Code Style and Quality Guide — Java #

Preamble #

Pull Requests & Changes #

Common Coding Guide #

Java Language Guide #

Scala Language Guide #

Components Guide #

Formatting Guide #

Java Language Features and Libraries #

Preconditions and Log Statements #

  • Never concatenate strings in the parameters
    • Don’t: Preconditions.checkState(value <= threshold, "value must be below " + threshold)
    • Don’t: LOG.debug("value is " + value)
    • Do: Preconditions.checkState(value <= threshold, "value must be below %s", threshold)
    • Do: LOG.debug("value is {}", value)

Generics #

  • No raw types: Do not use raw types, unless strictly necessary (sometimes necessary for signature matches, arrays).
  • Suppress warnings for unchecked conversions: Add annotations to suppress warnings, if they cannot be avoided (such as “unchecked”, or “serial”). Otherwise warnings about generics flood the build and drown relevant warnings.

equals() / hashCode() #

  • equals() / hashCode() should be added when they are well defined only.
  • They should not be added to enable a simpler assertion in tests when they are not well defined. Use hamcrest matchers in that case: https://github.com/junit-team/junit4/wiki/matchers-and-assertthat
  • A common indicator that the methods are not well defined is when they take a subset of the fields into account (other than fields that are purely auxiliary).
  • When the methods take mutable fields into account, you often have a design issue. The equals()/hashCode() methods suggest to use the type as a key, but the signatures suggest it is safe to keep mutating the type.

Java Serialization #

  • Do not use Java Serialization for anything !!!

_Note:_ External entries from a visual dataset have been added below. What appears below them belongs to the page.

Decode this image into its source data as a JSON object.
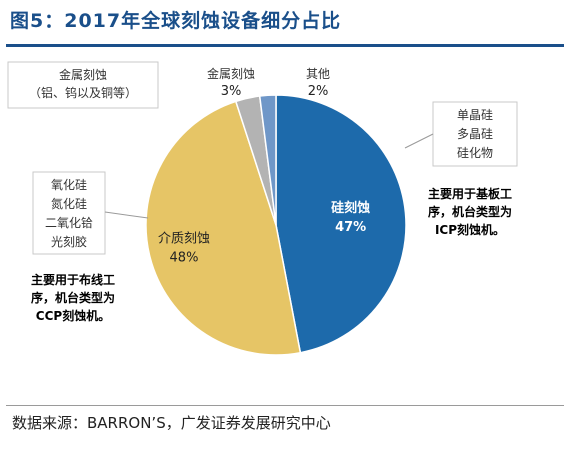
{
  "header": {
    "title": "图5：2017年全球刻蚀设备细分占比"
  },
  "footer": {
    "source": "数据来源：BARRON’S，广发证券发展研究中心"
  },
  "chart_data": {
    "type": "pie",
    "title": "图5：2017年全球刻蚀设备细分占比",
    "slices": [
      {
        "label": "硅刻蚀",
        "percent_label": "47%",
        "value": 47,
        "color": "#1d6aab"
      },
      {
        "label": "介质刻蚀",
        "percent_label": "48%",
        "value": 48,
        "color": "#e6c566"
      },
      {
        "label": "金属刻蚀",
        "percent_label": "3%",
        "value": 3,
        "color": "#b3b3b3"
      },
      {
        "label": "其他",
        "percent_label": "2%",
        "value": 2,
        "color": "#6f97c8"
      }
    ],
    "callouts": {
      "metal_materials": [
        "金属刻蚀",
        "（铝、钨以及铜等）"
      ],
      "silicon_materials": [
        "单晶硅",
        "多晶硅",
        "硅化物"
      ],
      "dielectric_materials": [
        "氧化硅",
        "氮化硅",
        "二氧化铪",
        "光刻胶"
      ]
    },
    "notes": {
      "silicon_note": [
        "主要用于基板工",
        "序，机台类型为",
        "ICP刻蚀机。"
      ],
      "dielectric_note": [
        "主要用于布线工",
        "序，机台类型为",
        "CCP刻蚀机。"
      ]
    }
  }
}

  • Do not use Java Serialization for anything !!! !!!

  • Do not use Java Serialization for anything !!! !!! !!!

  • Internal to Flink, Java serialization is used to transport messages and programs through RPC. This is the only case where we use Java serialization. Because of that, some classes need to be serializable (if they are transported via RPC).

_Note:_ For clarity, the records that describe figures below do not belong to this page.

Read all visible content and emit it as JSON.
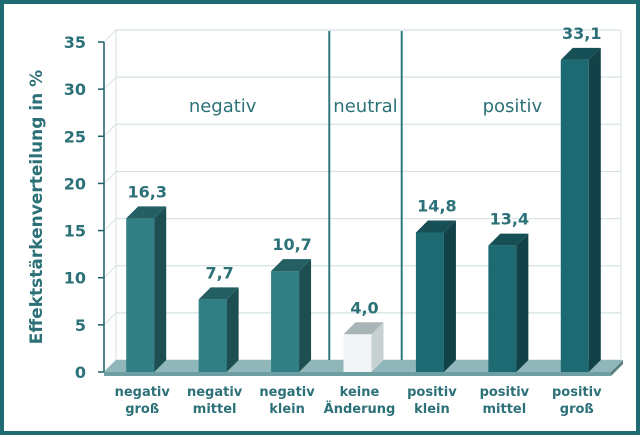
{
  "chart_data": {
    "type": "bar",
    "categories": [
      [
        "negativ",
        "groß"
      ],
      [
        "negativ",
        "mittel"
      ],
      [
        "negativ",
        "klein"
      ],
      [
        "keine",
        "Änderung"
      ],
      [
        "positiv",
        "klein"
      ],
      [
        "positiv",
        "mittel"
      ],
      [
        "positiv",
        "groß"
      ]
    ],
    "values": [
      16.3,
      7.7,
      10.7,
      4.0,
      14.8,
      13.4,
      33.1
    ],
    "value_labels": [
      "16,3",
      "7,7",
      "10,7",
      "4,0",
      "14,8",
      "13,4",
      "33,1"
    ],
    "title": "",
    "xlabel": "",
    "ylabel": "Effektstärkenverteilung in %",
    "ylim": [
      0,
      35
    ],
    "yticks": [
      0,
      5,
      10,
      15,
      20,
      25,
      30,
      35
    ],
    "grid": true,
    "groups": [
      {
        "label": "negativ",
        "categories": [
          0,
          1,
          2
        ]
      },
      {
        "label": "neutral",
        "categories": [
          3
        ]
      },
      {
        "label": "positiv",
        "categories": [
          4,
          5,
          6
        ]
      }
    ],
    "colors": {
      "negative": "#2f7f84",
      "neutral": "#f2f5f5",
      "positive": "#1d6a72",
      "text": "#2c7178",
      "frame": "#1e6b73",
      "grid": "#d6e2e3"
    }
  }
}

  • Serializable classes must define a Serial Version UID:

    private static final long serialVersionUID = 1L;

  • The Serial Version UID for new classes should start at 1 and should generally be bumped on every incompatible change to the class according to the Java serialization compatibility definition (i.e: changing the type of a field, or moving the position of a class in the class hierarchy).

Java Reflection #

Avoid using Java’s Reflection API

  • Java’s Reflection API can be a very useful tool in certain cases but in all cases it is a hack and one should research for alternatives. The only cases where Flink should use reflection are
    • Dynamically loading implementations from another module (like webUI, additional serializers, pluggable query processors).
    • Extracting types inside the TypeExtractor class. This is fragile enough and should not be done outside the TypeExtractor class.
    • Some cases of cross-JDK version features, where we need to use reflection because we cannot assume a class/method to be present in all versions.
  • If you need reflection for accessing methods or fields in tests, it usually indicates some deeper architectural issues, like wrong scoping, bad separation of concerns, or that there is no clean way to provide components / dependencies to the class that is tested

Collections #

  • ArrayList and ArrayDeque are almost always superior to LinkedList, except when frequently insert and deleting in the middle of the list
  • For Maps, avoid patterns that require multiple lookups
    • contains() before get()get() and check null
    • contains() before put()putIfAbsent() or computeIfAbsent()
    • Iterating over keys, getting values → iterate over entrySet()
  • Set the initial capacity for a collection only if there is a good proven reason for that, otherwise do not clutter the code. In case of Maps it can be even deluding because the Map’s load factor effectively reduces the capacity.

Java Optional #

  • Use @Nullable annotation where you do not use Optional for the nullable values.
  • If you can prove that Optional usage would lead to a performance degradation in critical code then fallback to @Nullable.
  • Always use Optional to return nullable values in the API/public methods except the case of a proven performance concern.
  • Do not use Optional as a function argument, instead either overload the method or use the Builder pattern for the set of function arguments.
    • Note: an Optional argument can be allowed in a private helper method if you believe that it simplifies the code (example).
  • Do not use Optional for class fields.

Lambdas #

  • Prefer non-capturing lambdas (lambdas that do not contain references to the outer scope). Capturing lambdas need to create a new object instance for every call. Non-capturing lambdas can use the same instance for each invocation.

    don’t:

    map.computeIfAbsent(key, x -> key.toLowerCase())
    

    do:

    map.computeIfAbsent(key, k -> k.toLowerCase());
    
  • Consider method references instead of inline lambdas

    don’t:

    map.computeIfAbsent(key, k-> Loader.load(k));
    

    do:

    map.computeIfAbsent(key, Loader::load);
    

Java Streams #

  • Avoid Java Streams in any performance critical code.
  • The main motivation to use Java Streams would be to improve code readability. As such, they can be a good match in parts of the code that are not data-intensive, but deal with coordination..
  • Even in the latter case, try to limit the scope to a method, or a few private methods within an internal class.